No matter the season, life always seems to want more life, especially as we observe it in other species. The beautyberry in our front yard outside Annapolis is one example. It appears dormant late into spring, even after a good pruning. By mid to late summer, its magenta berries, bright against brilliant green leaves, are a wonder to behold. Through winter, robins and cedar waxwings balance, sometimes precariously, on its stems and devour the dried berries. And then before I know it, it's time to prune again.
All species cycle through birth-death-rebirth as they work to sustain themselves, reproduce and rest. In contrast, human technologies and cultural artifacts—from language to money—have erected a barrier between us and these cycles and the systems they represent. But the barrier is an illusion. Our lives depend upon the consistent functioning of these systems. What will it take for us to respect these cycles and behave as part of these systems? To appreciate our powers of observation and our creativity, to cultivate our innate biophilia?
I felt relieved last month when Maryland legislators and Gov. Larry Hogan supported the ban on the unconventional gas extraction method known as fracking, short for hydrofracturing. My fellow Marylanders out west, who stood to make money off gas leases, were not wrong for wanting to do so. But like all of us in a variety of ways, they still operate under a dying story—the story of infinite growth, in which we constantly trade the living (the natural world) for the dead (money).

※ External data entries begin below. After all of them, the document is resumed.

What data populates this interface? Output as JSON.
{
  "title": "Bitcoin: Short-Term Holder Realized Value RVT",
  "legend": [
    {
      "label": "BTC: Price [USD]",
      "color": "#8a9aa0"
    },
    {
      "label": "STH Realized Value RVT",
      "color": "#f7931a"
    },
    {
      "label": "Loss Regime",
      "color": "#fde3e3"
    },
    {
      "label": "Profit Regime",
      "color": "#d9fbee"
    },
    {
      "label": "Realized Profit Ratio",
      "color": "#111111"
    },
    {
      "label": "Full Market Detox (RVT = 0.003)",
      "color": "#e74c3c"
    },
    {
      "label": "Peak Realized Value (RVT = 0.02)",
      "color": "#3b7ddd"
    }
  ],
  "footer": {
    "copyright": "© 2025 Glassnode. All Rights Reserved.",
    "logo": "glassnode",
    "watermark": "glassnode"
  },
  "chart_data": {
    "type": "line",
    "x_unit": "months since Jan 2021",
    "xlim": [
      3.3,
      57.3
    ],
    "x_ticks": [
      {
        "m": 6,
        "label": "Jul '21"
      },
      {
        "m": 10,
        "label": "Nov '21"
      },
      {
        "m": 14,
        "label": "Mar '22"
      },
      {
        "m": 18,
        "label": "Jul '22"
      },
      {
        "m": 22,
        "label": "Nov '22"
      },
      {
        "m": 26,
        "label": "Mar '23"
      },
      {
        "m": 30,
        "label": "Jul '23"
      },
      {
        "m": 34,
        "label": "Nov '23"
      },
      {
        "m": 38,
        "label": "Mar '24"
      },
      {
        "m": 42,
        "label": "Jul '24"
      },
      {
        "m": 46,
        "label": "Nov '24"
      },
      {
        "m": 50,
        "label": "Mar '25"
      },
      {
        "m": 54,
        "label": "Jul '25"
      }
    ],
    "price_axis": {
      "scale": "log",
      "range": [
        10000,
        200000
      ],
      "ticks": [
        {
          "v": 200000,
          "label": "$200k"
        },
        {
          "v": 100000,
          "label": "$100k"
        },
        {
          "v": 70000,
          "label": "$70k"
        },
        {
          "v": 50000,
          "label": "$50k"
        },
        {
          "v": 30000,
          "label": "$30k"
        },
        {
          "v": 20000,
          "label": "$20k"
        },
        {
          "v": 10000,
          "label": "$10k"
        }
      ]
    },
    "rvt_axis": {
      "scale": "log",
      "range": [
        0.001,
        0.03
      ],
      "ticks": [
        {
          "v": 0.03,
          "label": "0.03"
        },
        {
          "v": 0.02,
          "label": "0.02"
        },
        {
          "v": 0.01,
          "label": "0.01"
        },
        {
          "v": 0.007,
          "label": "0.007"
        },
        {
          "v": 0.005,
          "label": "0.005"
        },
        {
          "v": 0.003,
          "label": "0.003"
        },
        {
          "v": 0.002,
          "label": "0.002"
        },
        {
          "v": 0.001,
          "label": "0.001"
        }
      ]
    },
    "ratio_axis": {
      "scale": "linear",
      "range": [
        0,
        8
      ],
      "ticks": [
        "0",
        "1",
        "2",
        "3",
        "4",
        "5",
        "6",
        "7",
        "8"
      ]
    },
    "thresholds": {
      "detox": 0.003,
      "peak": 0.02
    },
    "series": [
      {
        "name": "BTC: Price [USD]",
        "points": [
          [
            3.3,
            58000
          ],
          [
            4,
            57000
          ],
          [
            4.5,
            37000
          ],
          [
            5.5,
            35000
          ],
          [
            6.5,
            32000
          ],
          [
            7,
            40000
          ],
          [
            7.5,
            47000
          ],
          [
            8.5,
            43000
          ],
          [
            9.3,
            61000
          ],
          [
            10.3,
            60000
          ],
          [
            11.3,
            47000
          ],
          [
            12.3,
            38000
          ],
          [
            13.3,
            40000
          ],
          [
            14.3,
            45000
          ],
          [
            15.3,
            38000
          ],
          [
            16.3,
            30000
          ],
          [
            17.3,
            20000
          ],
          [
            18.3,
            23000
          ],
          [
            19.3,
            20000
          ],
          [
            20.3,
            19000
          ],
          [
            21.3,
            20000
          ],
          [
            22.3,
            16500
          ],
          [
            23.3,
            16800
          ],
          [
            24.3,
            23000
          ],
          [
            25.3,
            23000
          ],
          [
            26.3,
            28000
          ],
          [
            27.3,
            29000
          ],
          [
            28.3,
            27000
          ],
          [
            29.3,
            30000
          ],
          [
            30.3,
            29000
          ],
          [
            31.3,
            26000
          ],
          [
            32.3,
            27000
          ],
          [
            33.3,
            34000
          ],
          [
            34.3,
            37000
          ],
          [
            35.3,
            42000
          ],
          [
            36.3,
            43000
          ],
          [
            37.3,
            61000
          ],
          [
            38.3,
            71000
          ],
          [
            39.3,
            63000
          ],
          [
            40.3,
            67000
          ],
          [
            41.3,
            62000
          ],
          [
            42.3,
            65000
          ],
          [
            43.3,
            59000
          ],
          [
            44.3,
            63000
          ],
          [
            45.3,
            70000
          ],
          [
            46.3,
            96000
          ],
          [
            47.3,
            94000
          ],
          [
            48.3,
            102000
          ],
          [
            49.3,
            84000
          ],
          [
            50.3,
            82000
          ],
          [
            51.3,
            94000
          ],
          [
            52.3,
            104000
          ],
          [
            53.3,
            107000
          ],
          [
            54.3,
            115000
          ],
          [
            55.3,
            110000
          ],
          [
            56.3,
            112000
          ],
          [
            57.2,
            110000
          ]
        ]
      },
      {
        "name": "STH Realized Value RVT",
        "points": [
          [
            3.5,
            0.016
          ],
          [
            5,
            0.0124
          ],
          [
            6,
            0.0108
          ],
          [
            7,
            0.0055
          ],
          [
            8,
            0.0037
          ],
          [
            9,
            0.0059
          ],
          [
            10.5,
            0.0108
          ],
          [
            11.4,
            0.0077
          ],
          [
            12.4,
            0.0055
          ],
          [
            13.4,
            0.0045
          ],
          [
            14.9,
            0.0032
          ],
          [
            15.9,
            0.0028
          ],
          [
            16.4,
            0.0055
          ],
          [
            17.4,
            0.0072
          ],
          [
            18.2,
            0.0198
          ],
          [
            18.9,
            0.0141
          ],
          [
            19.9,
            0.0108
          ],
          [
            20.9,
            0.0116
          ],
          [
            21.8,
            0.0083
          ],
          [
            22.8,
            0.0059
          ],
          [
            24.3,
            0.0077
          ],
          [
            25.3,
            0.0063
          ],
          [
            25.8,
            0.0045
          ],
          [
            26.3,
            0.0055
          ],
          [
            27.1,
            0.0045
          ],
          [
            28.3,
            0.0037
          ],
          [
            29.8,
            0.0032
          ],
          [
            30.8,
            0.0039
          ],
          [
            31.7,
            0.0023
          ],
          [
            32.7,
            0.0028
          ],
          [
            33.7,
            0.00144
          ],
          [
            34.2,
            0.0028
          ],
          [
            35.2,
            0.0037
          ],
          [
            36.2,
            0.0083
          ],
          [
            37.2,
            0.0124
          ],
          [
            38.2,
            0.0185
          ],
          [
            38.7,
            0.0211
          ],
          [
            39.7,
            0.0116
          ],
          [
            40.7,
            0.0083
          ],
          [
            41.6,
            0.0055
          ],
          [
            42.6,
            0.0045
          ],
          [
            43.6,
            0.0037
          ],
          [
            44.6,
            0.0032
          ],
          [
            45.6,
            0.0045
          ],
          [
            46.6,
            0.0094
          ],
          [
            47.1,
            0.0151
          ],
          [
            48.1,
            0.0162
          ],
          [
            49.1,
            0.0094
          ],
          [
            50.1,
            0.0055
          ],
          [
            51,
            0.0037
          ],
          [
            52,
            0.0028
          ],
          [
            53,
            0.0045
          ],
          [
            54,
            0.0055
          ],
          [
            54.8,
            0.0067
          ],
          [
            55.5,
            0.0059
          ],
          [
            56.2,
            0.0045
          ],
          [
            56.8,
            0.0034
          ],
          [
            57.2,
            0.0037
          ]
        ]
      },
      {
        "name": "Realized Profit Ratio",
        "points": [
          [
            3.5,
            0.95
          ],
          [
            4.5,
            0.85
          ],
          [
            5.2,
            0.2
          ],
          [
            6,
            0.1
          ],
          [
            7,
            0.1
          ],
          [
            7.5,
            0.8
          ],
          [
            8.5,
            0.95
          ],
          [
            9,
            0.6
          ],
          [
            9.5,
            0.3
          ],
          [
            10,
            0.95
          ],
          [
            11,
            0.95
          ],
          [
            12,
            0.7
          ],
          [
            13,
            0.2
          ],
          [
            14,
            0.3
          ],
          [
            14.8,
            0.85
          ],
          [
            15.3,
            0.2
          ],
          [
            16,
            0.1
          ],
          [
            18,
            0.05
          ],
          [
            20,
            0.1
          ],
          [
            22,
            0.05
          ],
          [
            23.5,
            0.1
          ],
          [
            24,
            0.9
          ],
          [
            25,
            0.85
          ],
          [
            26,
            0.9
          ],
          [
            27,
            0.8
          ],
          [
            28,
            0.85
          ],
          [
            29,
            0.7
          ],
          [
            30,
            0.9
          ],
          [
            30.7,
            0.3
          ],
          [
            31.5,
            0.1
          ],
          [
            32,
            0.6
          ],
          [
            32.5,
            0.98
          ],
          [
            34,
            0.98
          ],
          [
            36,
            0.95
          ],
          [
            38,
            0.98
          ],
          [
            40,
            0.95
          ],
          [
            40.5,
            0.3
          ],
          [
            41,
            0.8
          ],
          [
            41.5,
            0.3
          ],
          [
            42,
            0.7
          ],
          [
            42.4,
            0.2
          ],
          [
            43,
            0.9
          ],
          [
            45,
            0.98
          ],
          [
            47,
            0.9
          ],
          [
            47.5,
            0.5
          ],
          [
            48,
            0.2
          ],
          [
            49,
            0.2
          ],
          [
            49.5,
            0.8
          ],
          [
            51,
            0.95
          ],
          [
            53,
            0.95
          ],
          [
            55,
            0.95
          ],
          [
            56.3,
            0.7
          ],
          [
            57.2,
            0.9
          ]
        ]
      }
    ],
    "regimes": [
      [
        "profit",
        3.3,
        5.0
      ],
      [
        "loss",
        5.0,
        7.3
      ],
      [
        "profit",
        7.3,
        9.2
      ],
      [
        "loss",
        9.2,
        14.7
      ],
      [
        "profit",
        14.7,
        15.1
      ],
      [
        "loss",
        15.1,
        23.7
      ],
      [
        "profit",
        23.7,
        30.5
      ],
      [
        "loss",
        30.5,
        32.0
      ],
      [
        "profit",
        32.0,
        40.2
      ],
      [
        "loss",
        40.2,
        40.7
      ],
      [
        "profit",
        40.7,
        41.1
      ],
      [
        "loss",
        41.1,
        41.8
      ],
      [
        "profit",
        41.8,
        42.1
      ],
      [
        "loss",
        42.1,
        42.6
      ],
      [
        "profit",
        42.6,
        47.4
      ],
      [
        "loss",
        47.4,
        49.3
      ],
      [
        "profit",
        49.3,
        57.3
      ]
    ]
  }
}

If I have any worldview, it's a Gaian one. The Gaia Theory, now Gaia Paradigm, was developed by NASA researcher and chemist James Lovelock and co-developed by the late microbiologist Lynn Margulis. The science of Gaia demonstrates that Earth is a self-regulating, complex, non-linear, emergent system—emergent in the philosophical definition of the word, describing a property that is more than a sum of its parts. No single entity coordinates the multiple actions required to maintain homeostasis that is conducive to life on this planet. The emergent property of homeostasis cannot be reduced to the aspects that created it and now sustain it. More simply, Gaia reaffirms what many indigenous people have long understood—everything is connected.
Today, humans are the wild card in this system because of the enormous scales at which we operate—from fracking, which is spreading around the globe, to our vast factory farms, from our dams to the huge amounts of waste we all generate. We're at a crossroads: The story of infinite growth is collapsing under the weight of living realities. It's time for a new story—one rooted in the principles of earth systems science, Gaian science.
"The motivating story of 'growth for growth's sake' is a losing proposition for humanity," says Martin Ogle, former chief naturalist for the Northern Virginia Regional Park Authority and founder of Entrepreneurial Earth, LLC, based in Colorado. "We need a completely new underlying story," says this long-time proponent of the Gaia Paradigm, "[a story] that reflects that we are a seamless continuum of Earth's living system, not disconnected beings on a rock transforming that rock to our satisfaction."
But what does this new story require?
For starters, we need to understand the story we're outgrowing, which portrays each of us as a discrete being, separate from everything else and acting only in our own interest. The idea that we're separate is what allows us to frack, to decapitate mountains hundreds of millions of years old, to clear-cut communities of trees, to spray herbicides and pesticides without thought.
We also need to vigorously examine our core fears: fear of abandonment, of not having "enough," of death. In trying to outrun these fears rather than work with them, we often create more of the same—more comparing ourselves with others, questioning whether we are "good enough," and continuing to live small instead of realizing that each of us, just like snowflakes, clover leaves and redbud blossoms, is unique. We each have something to offer that is beyond ourselves and beyond our wildest dreams—if we permit ourselves to dream and not act according to some old script.
Our converging calamities confirm that we are connected to what brought us to life and sustains us. We share DNA with myriad others and many of the building blocks of our physical selves are the same elements that make up Earth. When we intervene in those systems, modify them to suit our purposes, we deprive ourselves of access to clean air, clean water and healthy soils. But the harms go beyond the physical, whether we want to admit it or not. Our biophilia—our innate love of life, of living things—takes a direct beating and can easily lead to despair. Then we reach for distractions that keep the infinite-growth story in place.
If the Gaia Paradigm is to be read closely, yet metaphorically, then fracking is like drilling a hole in one's body and injecting chemicals. How long and how much of that could a body sustain before getting sick and dying? Earth is vast, but it's not immune to our perturbations. We humans need to mature. Our continued existence depends upon our growing up.
Which leads me to this: The new story can be a beautiful one—abundant, fulfilling, allowing us to grow into our best selves. How do we see ourselves in this story? In truly accepting that we are an aspect of Gaia—that there is expansion, not diminishment, in this—and in working with our fears, what great things might we achieve?
We may need look only as far as our front yard for ideas. When pruning the beautyberry recently, I found a welcome oddity: A side stem had broken during the winter, but stayed connected to the shrub. It had coppiced itself, taking root in the narrow mulch path next to the plant. How might we coppice the best of ourselves?
Leigh Glenn is a freelance writer, hooking artist, permaculture practitioner and herbalist based in Annapolis.